Posted on | April 21, 2010 | No Comments
Manufacturers who’ve been counting on advertising in trade journals have just had their promotional options cut significantly. Yesterday Reed Business Information announced it was shutting down 23 magazines. That’s in addition to eight titles it sold previously to Sandow Media and two others (Library Journal and School Library Journal) sold to Media Source Inc.
The company blamed declining revenues and the economy, but read the comments and you get a different story that involves an out-of-date web strategy!

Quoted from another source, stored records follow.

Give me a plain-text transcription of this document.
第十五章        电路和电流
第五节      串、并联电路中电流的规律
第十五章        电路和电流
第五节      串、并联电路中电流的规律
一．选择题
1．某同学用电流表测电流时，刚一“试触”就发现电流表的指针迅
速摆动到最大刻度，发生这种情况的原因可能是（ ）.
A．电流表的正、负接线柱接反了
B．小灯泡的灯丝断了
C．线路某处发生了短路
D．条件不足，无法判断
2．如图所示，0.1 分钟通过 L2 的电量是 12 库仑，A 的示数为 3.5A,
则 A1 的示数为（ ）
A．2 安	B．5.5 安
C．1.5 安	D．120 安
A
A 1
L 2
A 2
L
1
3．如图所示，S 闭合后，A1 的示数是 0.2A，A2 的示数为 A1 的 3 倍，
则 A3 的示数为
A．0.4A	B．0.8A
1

Said one former employee: “The company destroyed a viable publishing operation with… <among other things>… an ill-timed enormous investment in an Internet platform that was already a relic from at the time it was purchased in 1999, and an Internet strategy that failed to acknowledge the depth and breadth of the new medium and instead tried to fit all of the publications into a Soviet-styled peg. “
Offers another: “…the most egregious error was the company’s amazing ability to latch onto three-year-old web strategies and act as if they were brand new. Because of this RBI was behind the curve in site design, use of multimedia, electronic newsletters…. we were told that the sites would become profitable if we simply posted more blogs and podcasts.”
Surely there were other factors at play. The publishing world has been struck across the board with declining revenues because of the rise of the Internet. But, lesson to manufacturers and the rest of us: A bad emarketing and website strategy apparently can do more harm than good. Might be time to take a hard look at your emarketing efforts.